Mental Health Response Team


The Mental Health Response Team (MHRT) is part of the College’s comprehensive response to the community in the event of a campus-wide, large-scale disaster. The Center for Counseling & Psychological Services (CAPS) coordinates training and provides direction to the team and its members. Volunteer members are selected from faculty and staff and work closely with CAPS professional staff to meet the psychological needs of the community in the hours and days following a traumatic event. The MHRT is directed by Dr. Suki Montgomery Hall, Assistant Director of the Counseling Center.

The Mental Health Response Team is a team comprised of staff and faculty who can be called upon in the case of a campus-wide emergency.  This is a program of the Office of Counseling & Wellness, and has as its mission to aid Counseling & Psychological Services in providing a comprehensive crisis response to the Ithaca College campus in an emergency situation. The MHRT with CAPS provides basic mental health support to those members of the campus involved in a crisis, and provides basic information about human response to crisis and referral information for further support and services.

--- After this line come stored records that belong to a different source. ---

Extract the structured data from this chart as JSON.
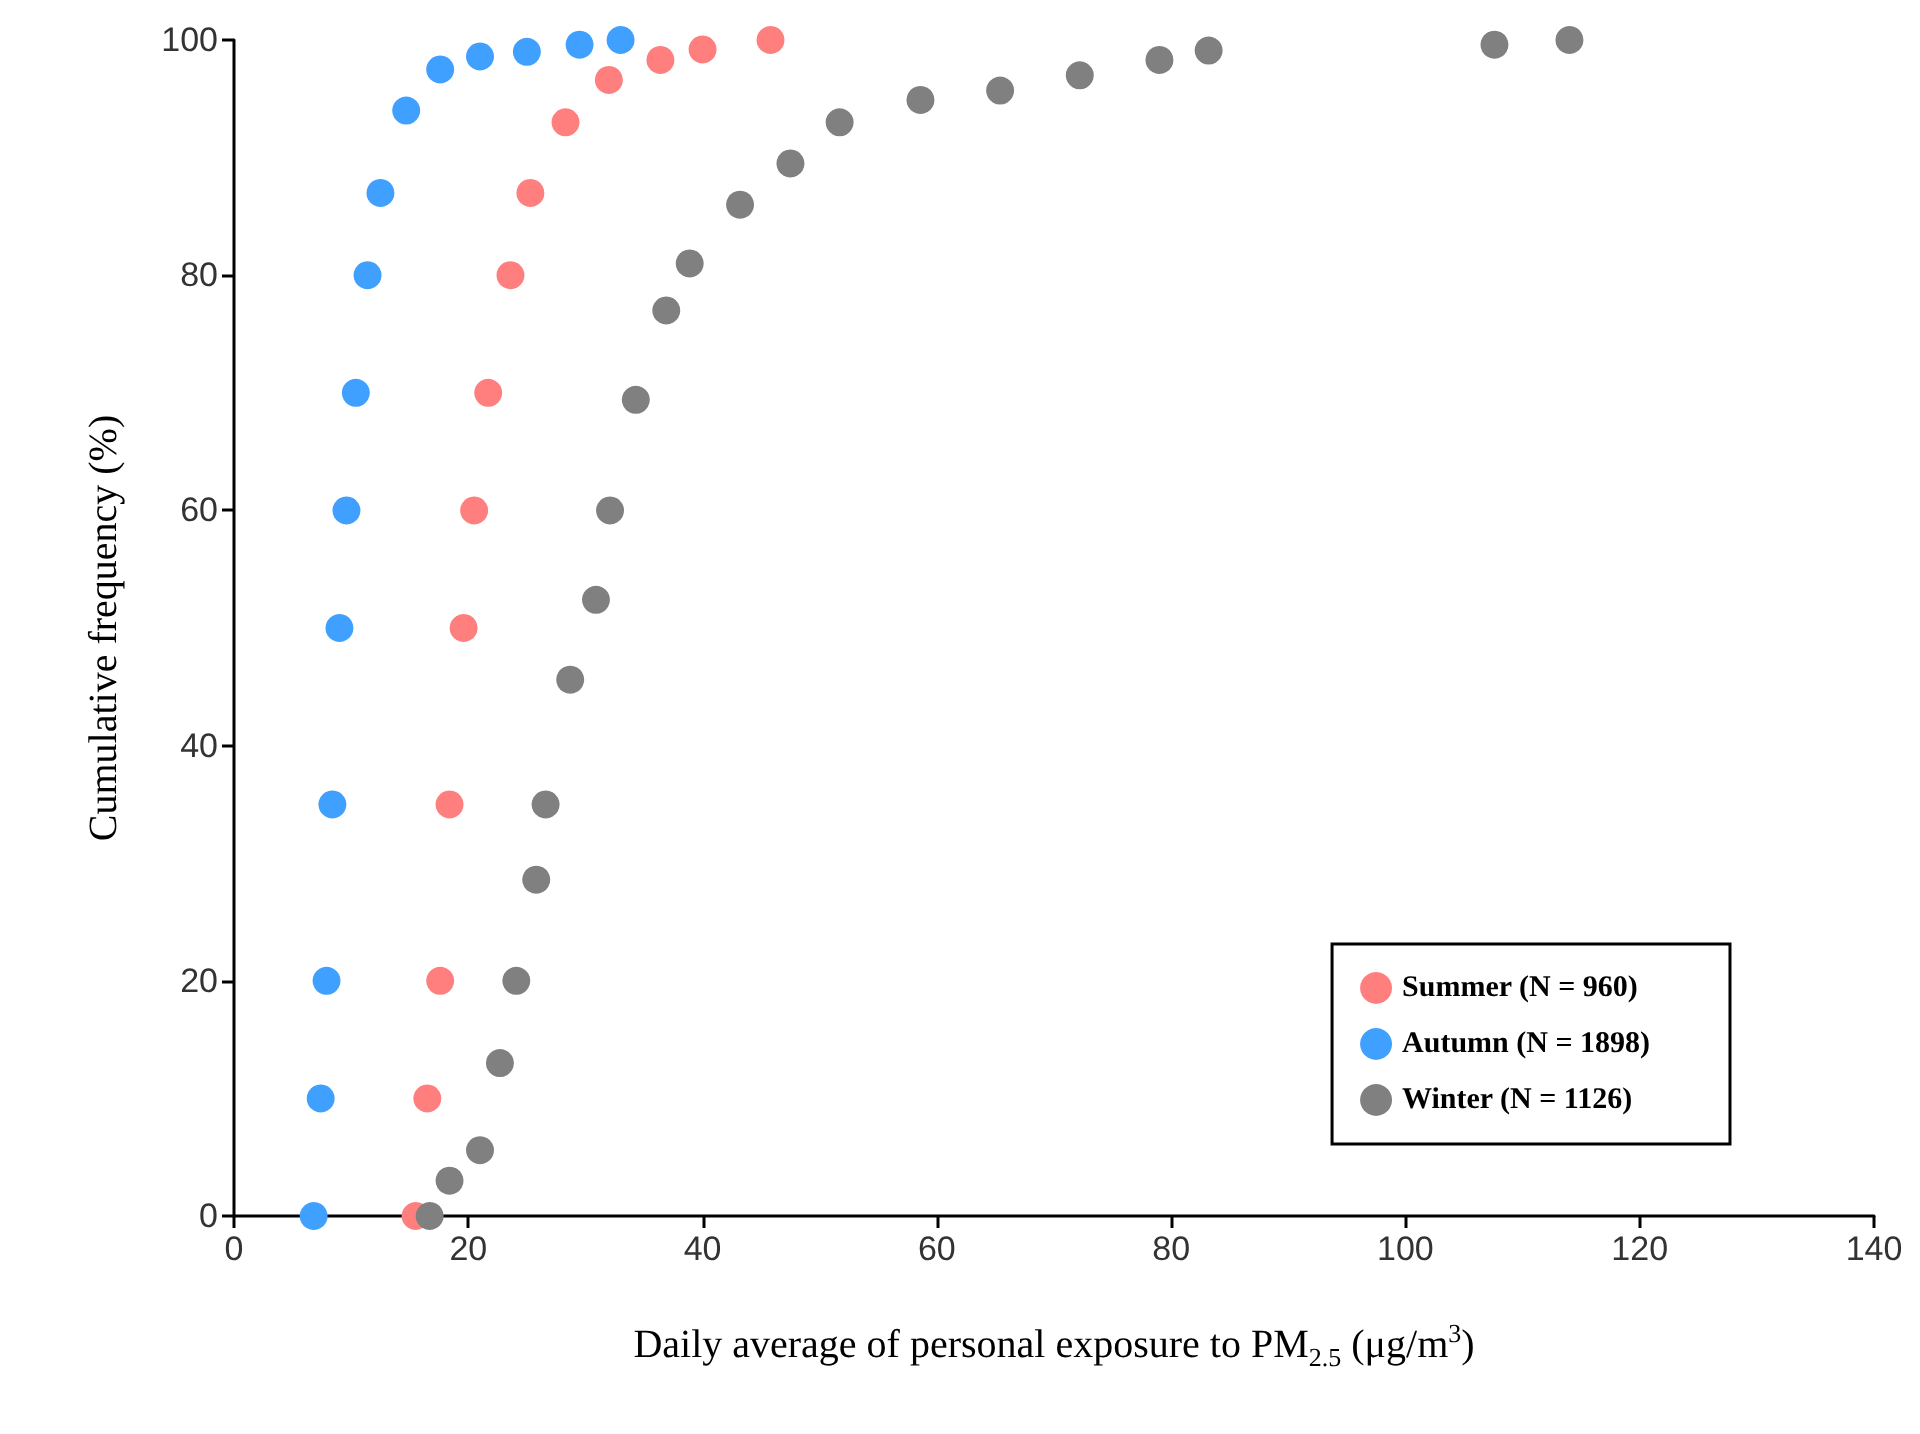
{
  "chart_data": {
    "type": "scatter",
    "xlabel": "Daily average of personal exposure to PM$_{2.5}$ (μg/m$^{3}$)",
    "ylabel": "Cumulative frequency (%)",
    "xlim": [
      0,
      140
    ],
    "xticks": [
      0,
      20,
      40,
      60,
      80,
      100,
      120,
      140
    ],
    "ylim": [
      0,
      100
    ],
    "yticks": [
      0,
      20,
      40,
      60,
      80,
      100
    ],
    "grid": false,
    "legend": "bottom right",
    "marker": "circle",
    "series": [
      {
        "name": "Summer (N = 960)",
        "color": "#ff7f7f",
        "x": [
          15.5,
          16.5,
          17.6,
          18.4,
          19.6,
          20.5,
          21.7,
          23.6,
          25.3,
          28.3,
          32,
          36.4,
          40,
          45.8
        ],
        "values": [
          0,
          10,
          20,
          35,
          50,
          60,
          70,
          80,
          87,
          93,
          96.6,
          98.3,
          99.2,
          100
        ]
      },
      {
        "name": "Autumn (N = 1898)",
        "color": "#3fa0ff",
        "x": [
          6.8,
          7.4,
          7.9,
          8.4,
          9,
          9.6,
          10.4,
          11.4,
          12.5,
          14.7,
          17.6,
          21,
          25,
          29.5,
          33
        ],
        "values": [
          0,
          10,
          20,
          35,
          50,
          60,
          70,
          80,
          87,
          94,
          97.5,
          98.6,
          99,
          99.6,
          100
        ]
      },
      {
        "name": "Winter (N = 1126)",
        "color": "#808080",
        "x": [
          16.7,
          18.4,
          21,
          22.7,
          24.1,
          25.8,
          26.6,
          28.7,
          30.9,
          32.1,
          34.3,
          36.9,
          38.9,
          43.2,
          47.5,
          51.7,
          58.6,
          65.4,
          72.2,
          79,
          83.2,
          107.6,
          114
        ],
        "values": [
          0,
          3,
          5.6,
          13,
          20,
          28.6,
          35,
          45.6,
          52.4,
          60,
          69.4,
          77,
          81,
          86,
          89.5,
          93,
          94.9,
          95.7,
          97,
          98.3,
          99.1,
          99.6,
          100
        ]
      }
    ]
  }
}
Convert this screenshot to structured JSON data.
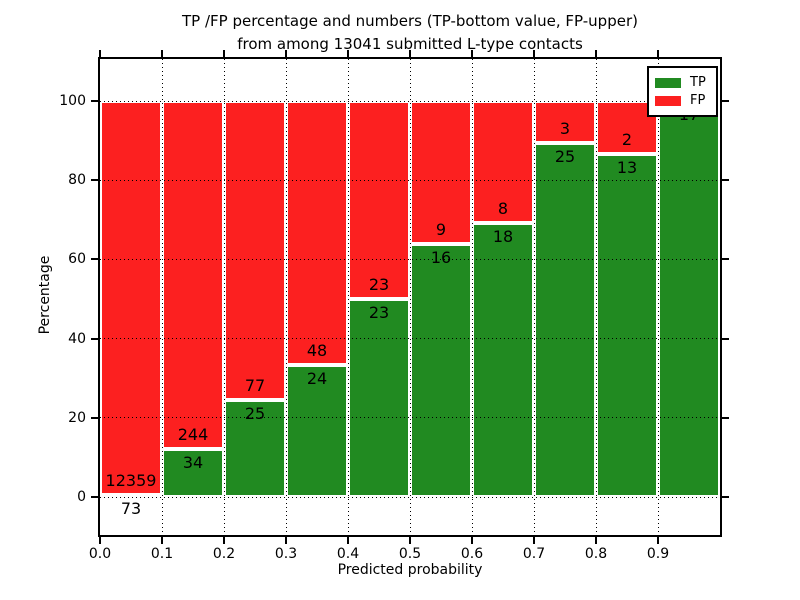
{
  "chart_data": {
    "type": "bar",
    "stacked": true,
    "normalized_to_percent": true,
    "title_line1": "TP /FP percentage and numbers (TP-bottom value, FP-upper)",
    "title_line2": "from among 13041 submitted L-type contacts",
    "xlabel": "Predicted probability",
    "ylabel": "Percentage",
    "x_tick_labels": [
      "0.0",
      "0.1",
      "0.2",
      "0.3",
      "0.4",
      "0.5",
      "0.6",
      "0.7",
      "0.8",
      "0.9"
    ],
    "y_ticks": [
      0,
      20,
      40,
      60,
      80,
      100
    ],
    "xlim": [
      0.0,
      1.0
    ],
    "ylim": [
      -11,
      110.5
    ],
    "grid": "dotted",
    "legend": {
      "position": "upper right",
      "items": [
        {
          "label": "TP",
          "color": "#218a21"
        },
        {
          "label": "FP",
          "color": "#fc2020"
        }
      ]
    },
    "colors": {
      "tp": "#218a21",
      "fp": "#fc2020",
      "bar_edge": "#ffffff"
    },
    "bins": [
      {
        "x_range": [
          0.0,
          0.1
        ],
        "tp": 73,
        "fp": 12359,
        "tp_pct": 0.6
      },
      {
        "x_range": [
          0.1,
          0.2
        ],
        "tp": 34,
        "fp": 244,
        "tp_pct": 12.2
      },
      {
        "x_range": [
          0.2,
          0.3
        ],
        "tp": 25,
        "fp": 77,
        "tp_pct": 24.5
      },
      {
        "x_range": [
          0.3,
          0.4
        ],
        "tp": 24,
        "fp": 48,
        "tp_pct": 33.3
      },
      {
        "x_range": [
          0.4,
          0.5
        ],
        "tp": 23,
        "fp": 23,
        "tp_pct": 50.0
      },
      {
        "x_range": [
          0.5,
          0.6
        ],
        "tp": 16,
        "fp": 9,
        "tp_pct": 64.0
      },
      {
        "x_range": [
          0.6,
          0.7
        ],
        "tp": 18,
        "fp": 8,
        "tp_pct": 69.2
      },
      {
        "x_range": [
          0.7,
          0.8
        ],
        "tp": 25,
        "fp": 3,
        "tp_pct": 89.3
      },
      {
        "x_range": [
          0.8,
          0.9
        ],
        "tp": 13,
        "fp": 2,
        "tp_pct": 86.7
      },
      {
        "x_range": [
          0.9,
          1.0
        ],
        "tp": 17,
        "fp": 0,
        "tp_pct": 100.0
      }
    ]
  }
}
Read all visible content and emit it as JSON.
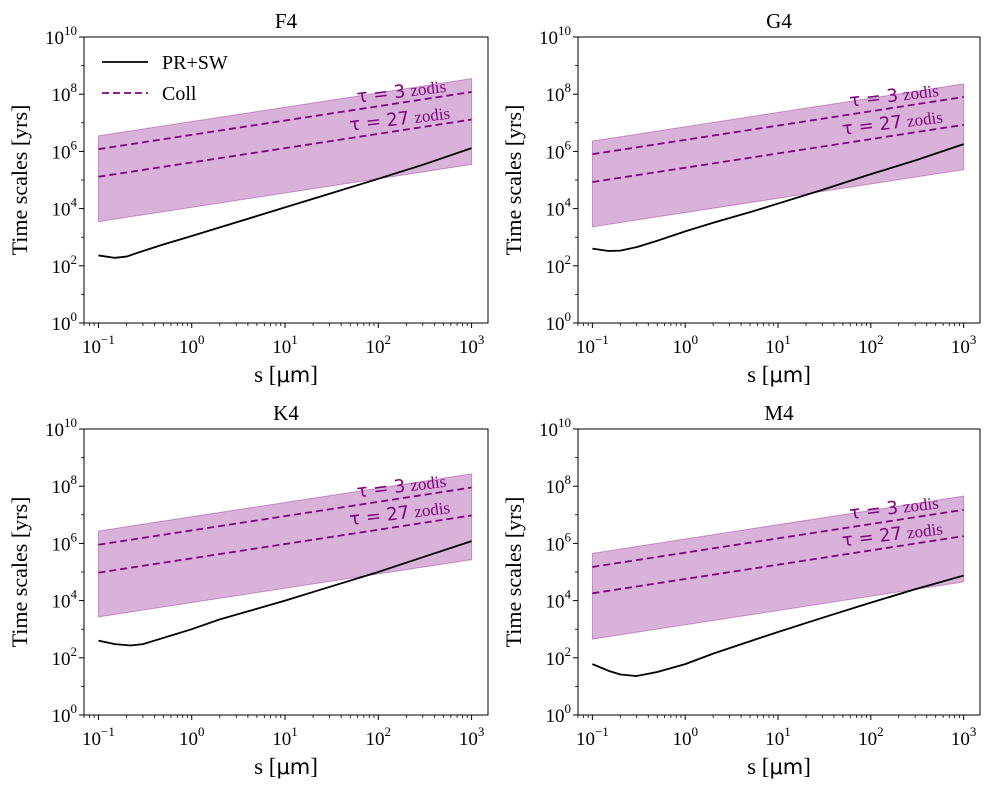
{
  "chart_data": [
    {
      "type": "line",
      "title": "F4",
      "xlabel_prefix": "s [",
      "xlabel_unit": "μm",
      "xlabel_suffix": "]",
      "ylabel": "Time scales [yrs]",
      "x_scale": "log",
      "y_scale": "log",
      "xlim": [
        0.07,
        1500
      ],
      "ylim": [
        1,
        10000000000
      ],
      "x_ticks": [
        0.1,
        1,
        10,
        100,
        1000
      ],
      "y_ticks": [
        1,
        100,
        10000,
        1000000,
        100000000,
        10000000000
      ],
      "legend": {
        "placement": "upper-left",
        "entries": [
          "PR+SW",
          "Coll"
        ]
      },
      "series": [
        {
          "name": "PR+SW",
          "style": "solid",
          "color": "#000000",
          "x": [
            0.1,
            0.15,
            0.2,
            0.3,
            0.5,
            1,
            2,
            5,
            10,
            30,
            100,
            300,
            1000
          ],
          "y": [
            230,
            190,
            210,
            330,
            560,
            1100,
            2200,
            5500,
            11000,
            33000,
            110000,
            340000,
            1300000
          ]
        },
        {
          "label": "τ = 3 zodis",
          "style": "dashed",
          "color": "#800080",
          "x": [
            0.1,
            1000
          ],
          "y": [
            1200000,
            120000000
          ]
        },
        {
          "label": "τ = 27 zodis",
          "style": "dashed",
          "color": "#800080",
          "x": [
            0.1,
            1000
          ],
          "y": [
            130000,
            13000000
          ]
        }
      ],
      "band": {
        "color": "#800080",
        "x": [
          0.1,
          1000
        ],
        "upper": [
          3500000,
          350000000
        ],
        "lower": [
          3500,
          350000
        ]
      },
      "annotations": [
        {
          "text_sym": "τ = 3",
          "text_word": "zodis",
          "anchor": [
            60,
            50000000
          ]
        },
        {
          "text_sym": "τ = 27",
          "text_word": "zodis",
          "anchor": [
            50,
            5200000
          ]
        }
      ]
    },
    {
      "type": "line",
      "title": "G4",
      "xlabel_prefix": "s [",
      "xlabel_unit": "μm",
      "xlabel_suffix": "]",
      "ylabel": "Time scales [yrs]",
      "x_scale": "log",
      "y_scale": "log",
      "xlim": [
        0.07,
        1500
      ],
      "ylim": [
        1,
        10000000000
      ],
      "x_ticks": [
        0.1,
        1,
        10,
        100,
        1000
      ],
      "y_ticks": [
        1,
        100,
        10000,
        1000000,
        100000000,
        10000000000
      ],
      "series": [
        {
          "name": "PR+SW",
          "style": "solid",
          "color": "#000000",
          "x": [
            0.1,
            0.15,
            0.2,
            0.3,
            0.5,
            1,
            2,
            5,
            10,
            30,
            100,
            300,
            1000
          ],
          "y": [
            400,
            330,
            340,
            450,
            750,
            1600,
            3200,
            7500,
            15000,
            45000,
            160000,
            480000,
            1800000
          ]
        },
        {
          "label": "τ = 3 zodis",
          "style": "dashed",
          "color": "#800080",
          "x": [
            0.1,
            1000
          ],
          "y": [
            800000,
            80000000
          ]
        },
        {
          "label": "τ = 27 zodis",
          "style": "dashed",
          "color": "#800080",
          "x": [
            0.1,
            1000
          ],
          "y": [
            85000,
            8500000
          ]
        }
      ],
      "band": {
        "color": "#800080",
        "x": [
          0.1,
          1000
        ],
        "upper": [
          2300000,
          230000000
        ],
        "lower": [
          2300,
          230000
        ]
      },
      "annotations": [
        {
          "text_sym": "τ = 3",
          "text_word": "zodis",
          "anchor": [
            60,
            36000000
          ]
        },
        {
          "text_sym": "τ = 27",
          "text_word": "zodis",
          "anchor": [
            50,
            3800000
          ]
        }
      ]
    },
    {
      "type": "line",
      "title": "K4",
      "xlabel_prefix": "s [",
      "xlabel_unit": "μm",
      "xlabel_suffix": "]",
      "ylabel": "Time scales [yrs]",
      "x_scale": "log",
      "y_scale": "log",
      "xlim": [
        0.07,
        1500
      ],
      "ylim": [
        1,
        10000000000
      ],
      "x_ticks": [
        0.1,
        1,
        10,
        100,
        1000
      ],
      "y_ticks": [
        1,
        100,
        10000,
        1000000,
        100000000,
        10000000000
      ],
      "series": [
        {
          "name": "PR+SW",
          "style": "solid",
          "color": "#000000",
          "x": [
            0.1,
            0.15,
            0.22,
            0.3,
            0.5,
            1,
            2,
            5,
            10,
            30,
            100,
            300,
            1000
          ],
          "y": [
            400,
            300,
            270,
            300,
            500,
            1000,
            2200,
            5200,
            10000,
            30000,
            100000,
            330000,
            1200000
          ]
        },
        {
          "label": "τ = 3 zodis",
          "style": "dashed",
          "color": "#800080",
          "x": [
            0.1,
            1000
          ],
          "y": [
            900000,
            90000000
          ]
        },
        {
          "label": "τ = 27 zodis",
          "style": "dashed",
          "color": "#800080",
          "x": [
            0.1,
            1000
          ],
          "y": [
            95000,
            9500000
          ]
        }
      ],
      "band": {
        "color": "#800080",
        "x": [
          0.1,
          1000
        ],
        "upper": [
          2700000,
          270000000
        ],
        "lower": [
          2700,
          270000
        ]
      },
      "annotations": [
        {
          "text_sym": "τ = 3",
          "text_word": "zodis",
          "anchor": [
            60,
            40000000
          ]
        },
        {
          "text_sym": "τ = 27",
          "text_word": "zodis",
          "anchor": [
            50,
            4300000
          ]
        }
      ]
    },
    {
      "type": "line",
      "title": "M4",
      "xlabel_prefix": "s [",
      "xlabel_unit": "μm",
      "xlabel_suffix": "]",
      "ylabel": "Time scales [yrs]",
      "x_scale": "log",
      "y_scale": "log",
      "xlim": [
        0.07,
        1500
      ],
      "ylim": [
        1,
        10000000000
      ],
      "x_ticks": [
        0.1,
        1,
        10,
        100,
        1000
      ],
      "y_ticks": [
        1,
        100,
        10000,
        1000000,
        100000000,
        10000000000
      ],
      "series": [
        {
          "name": "PR+SW",
          "style": "solid",
          "color": "#000000",
          "x": [
            0.1,
            0.15,
            0.2,
            0.3,
            0.5,
            1,
            2,
            5,
            10,
            30,
            100,
            300,
            1000
          ],
          "y": [
            60,
            35,
            26,
            23,
            32,
            60,
            140,
            380,
            800,
            2500,
            8500,
            25000,
            75000
          ]
        },
        {
          "label": "τ = 3 zodis",
          "style": "dashed",
          "color": "#800080",
          "x": [
            0.1,
            1000
          ],
          "y": [
            150000,
            15000000
          ]
        },
        {
          "label": "τ = 27 zodis",
          "style": "dashed",
          "color": "#800080",
          "x": [
            0.1,
            1000
          ],
          "y": [
            18000,
            1800000
          ]
        }
      ],
      "band": {
        "color": "#800080",
        "x": [
          0.1,
          1000
        ],
        "upper": [
          450000,
          45000000
        ],
        "lower": [
          450,
          45000
        ]
      },
      "annotations": [
        {
          "text_sym": "τ = 3",
          "text_word": "zodis",
          "anchor": [
            60,
            7000000
          ]
        },
        {
          "text_sym": "τ = 27",
          "text_word": "zodis",
          "anchor": [
            50,
            780000
          ]
        }
      ]
    }
  ]
}
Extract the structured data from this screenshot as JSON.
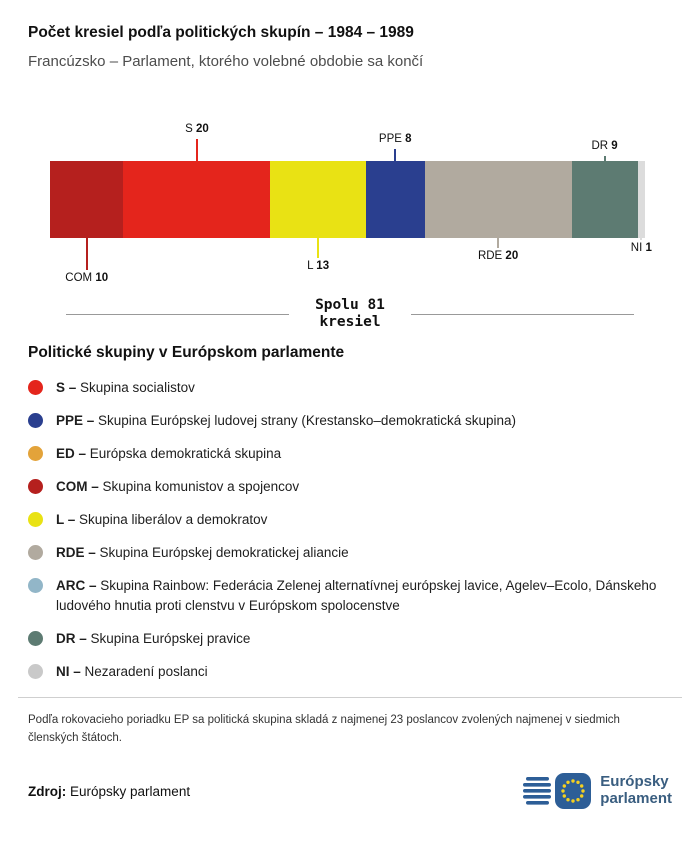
{
  "page": {
    "title": "Počet kresiel podľa politických skupín – 1984 – 1989",
    "subtitle": "Francúzsko – Parlament, ktorého volebné obdobie sa končí"
  },
  "chart_data": {
    "type": "bar",
    "variant": "horizontal-stacked",
    "total": 81,
    "total_label_line1": "Spolu 81",
    "total_label_line2": "kresiel",
    "segments": [
      {
        "abbr": "COM",
        "value": 10,
        "color": "#b5201e",
        "label_side": "below",
        "leader": 32
      },
      {
        "abbr": "S",
        "value": 20,
        "color": "#e4251c",
        "label_side": "above",
        "leader": 22
      },
      {
        "abbr": "L",
        "value": 13,
        "color": "#e9e214",
        "label_side": "below",
        "leader": 20
      },
      {
        "abbr": "PPE",
        "value": 8,
        "color": "#2a3f8f",
        "label_side": "above",
        "leader": 12
      },
      {
        "abbr": "RDE",
        "value": 20,
        "color": "#b1aa9f",
        "label_side": "below",
        "leader": 10
      },
      {
        "abbr": "DR",
        "value": 9,
        "color": "#5d7b72",
        "label_side": "above",
        "leader": 5
      },
      {
        "abbr": "NI",
        "value": 1,
        "color": "#dcdcdc",
        "label_side": "below",
        "leader": 2
      }
    ]
  },
  "legend": {
    "title": "Politické skupiny v Európskom parlamente",
    "items": [
      {
        "abbr": "S –",
        "text": "Skupina socialistov",
        "color": "#e4251c"
      },
      {
        "abbr": "PPE –",
        "text": "Skupina Európskej ludovej strany (Krestansko–demokratická skupina)",
        "color": "#2a3f8f"
      },
      {
        "abbr": "ED –",
        "text": "Európska demokratická skupina",
        "color": "#e3a33a"
      },
      {
        "abbr": "COM –",
        "text": "Skupina komunistov a spojencov",
        "color": "#b5201e"
      },
      {
        "abbr": "L –",
        "text": "Skupina liberálov a demokratov",
        "color": "#e9e214"
      },
      {
        "abbr": "RDE –",
        "text": "Skupina Európskej demokratickej aliancie",
        "color": "#b1aa9f"
      },
      {
        "abbr": "ARC –",
        "text": "Skupina Rainbow: Federácia Zelenej alternatívnej európskej lavice, Agelev–Ecolo, Dánskeho ludového hnutia proti clenstvu v Európskom spolocenstve",
        "color": "#92b6c8"
      },
      {
        "abbr": "DR –",
        "text": "Skupina Európskej pravice",
        "color": "#5d7b72"
      },
      {
        "abbr": "NI –",
        "text": "Nezaradení poslanci",
        "color": "#c9c9c9"
      }
    ]
  },
  "footer": {
    "note": "Podľa rokovacieho poriadku EP sa politická skupina skladá z najmenej 23 poslancov zvolených najmenej v siedmich členských štátoch.",
    "source_label": "Zdroj:",
    "source_value": "Európsky parlament",
    "logo_line1": "Európsky",
    "logo_line2": "parlament"
  }
}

Why would I want to be a MHRT Volunteer?

  • To learn the signs and symptoms of someone in crisis, and know what to do to help
  • To be involved in a crisis response plan if and when Ithaca College experiences a crisis that affected many people
  • To learn about crisis intervention & the ways we respond to crises in our lives
  • To improve your listening skills
  • To learn about the mental health resources at Ithaca College and in the community


How do I become a MHRT Volunteer?

We provide MHRT Volunteer training on a yearly basis in January.  The yearly training will take about one full day (divided into two half-days), and will include basic helping skills like listening, basic mental health assessment, triage, referral, presentations by professionals who have provided mental health crisis response post-9/11 and other campus-related crises, the importance of communication during a crisis, and hands on practicing.